第16章 泣いてなんて、ないよ
その時、内線電話の音が私を呼んだ。
『ふぅ…。はい 中崎です』
興奮した気持ちを落ち着ける為、ひとつ息をついてから 受話器を持ち上げる。
《 お疲れ様です。こちら、受付なのですが…実は1階にプロデューサーにお客様が見えておりまして 。アポイントは取られていないそうなのですが、どうしても面会したいと、強く希望されております 》
アポを取らず、TRIGGERのプロデューサーである私に面会希望?そんなにはある事例ではない。
『その方は、どなたですか?』
《 それが…小鳥遊プロダクション所属でいらっしゃる、MEZZO" の 四葉環様 ご本人です 》
『……すぐに行きます』
私は、受話器を置いてから コンマ一秒も経たない内に椅子から腰を上げる。
外していたジャケットのボタンを留め、パソコンの電源を落としてUSBを抜き取って鍵の付いた引き出しへとしまった。
「どこ行くの?」
天の鋭い目が私を見上げる。
『少しだけ、席を外します。

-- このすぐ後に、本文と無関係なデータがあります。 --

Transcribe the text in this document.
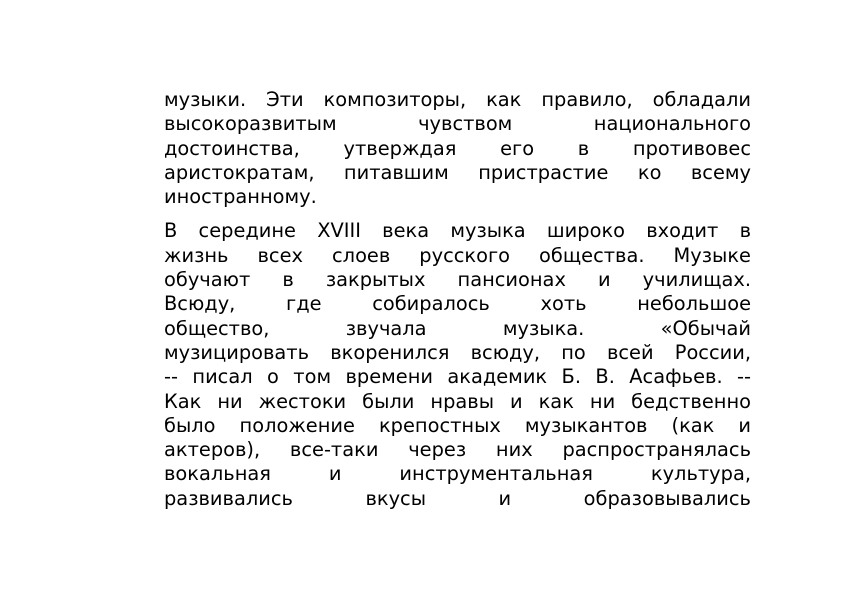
музыки. Эти композиторы, как правило, обладали
высокоразвитым чувством национального
достоинства, утверждая его в противовес
аристократам, питавшим пристрастие ко всему
иностранному.
В середине XVIII века музыка широко входит в
жизнь всех слоев русского общества. Музыке
обучают в закрытых пансионах и училищах.
Всюду, где собиралось хоть небольшое
общество, звучала музыка. «Обычай
музицировать вкоренился всюду, по всей России,
-- писал о том времени академик Б. В. Асафьев. --
Как ни жестоки были нравы и как ни бедственно
было положение крепостных музыкантов (как и
актеров), все-таки через них распространялась
вокальная и инструментальная культура,
развивались вкусы и образовывались
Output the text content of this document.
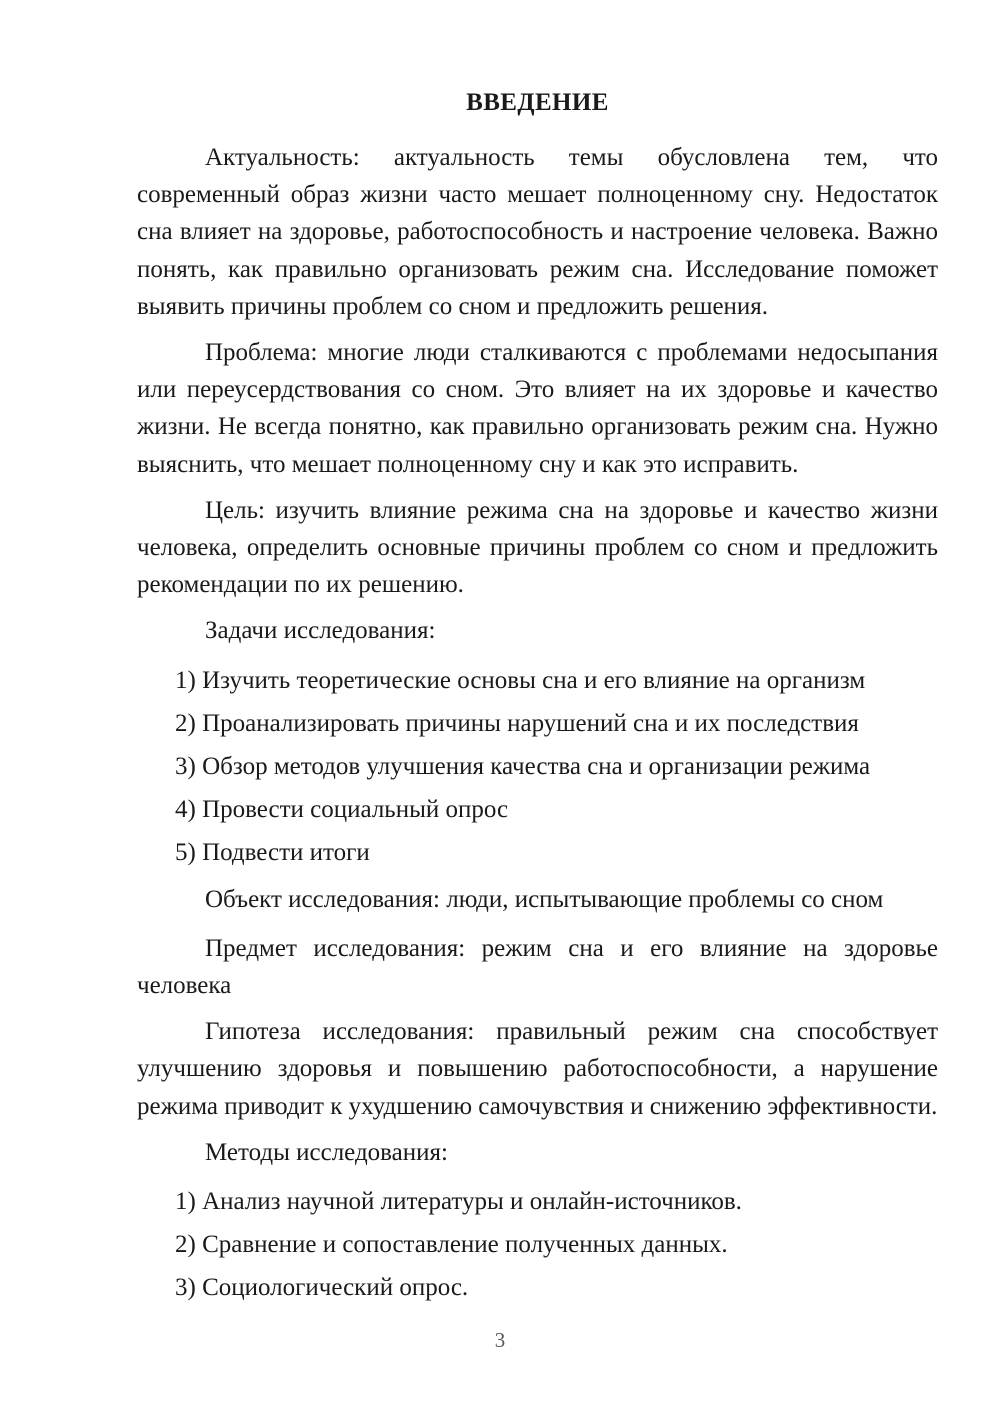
ВВЕДЕНИЕ

Актуальность: актуальность темы обусловлена тем, что современный образ жизни часто мешает полноценному сну. Недостаток сна влияет на здоровье, работоспособность и настроение человека. Важно понять, как правильно организовать режим сна. Исследование поможет выявить причины проблем со сном и предложить решения.

Проблема: многие люди сталкиваются с проблемами недосыпания или переусердствования со сном. Это влияет на их здоровье и качество жизни. Не всегда понятно, как правильно организовать режим сна. Нужно выяснить, что мешает полноценному сну и как это исправить.

Цель: изучить влияние режима сна на здоровье и качество жизни человека, определить основные причины проблем со сном и предложить рекомендации по их решению.

Задачи исследования:

1) Изучить теоретические основы сна и его влияние на организм
2) Проанализировать причины нарушений сна и их последствия
3) Обзор методов улучшения качества сна и организации режима
4) Провести социальный опрос
5) Подвести итоги

Объект исследования: люди, испытывающие проблемы со сном

Предмет исследования: режим сна и его влияние на здоровье человека

Гипотеза исследования: правильный режим сна способствует улучшению здоровья и повышению работоспособности, а нарушение режима приводит к ухудшению самочувствия и снижению эффективности.

Методы исследования:

1) Анализ научной литературы и онлайн-источников.
2) Сравнение и сопоставление полученных данных.
3) Социологический опрос.
3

すぐにこの部屋に戻って来ますので、貴方達はどうぞ しりとりでも続けてくつろいでいて下さい』
「…ふーん」
「なんだ?来客か?」
こうでも言わなければ、彼らは絶対に私の後をついてくる。
最近、どう考えても私の事を暇つぶしの道具としか見ていないのではないか?という行動が多々見受けられるのだ。
いつものように遊ばれては堪らない。
しかし…。
私の嘘は通用しなかったようだ。
『…どうして、付いて来るんですか!』
「キミが嘘をついたから。
少し席を外すだけなら、わざわざパソコンの電源を落とさないし、USBも所定の場所には片付けない」
「だよな。そこまでして、俺達に見られたくない相手と会うのか?」
「たしかに、ちょっと気になっちゃうかな」
頼みの綱、龍之介までが私を追って、後を尾けてくるのだった。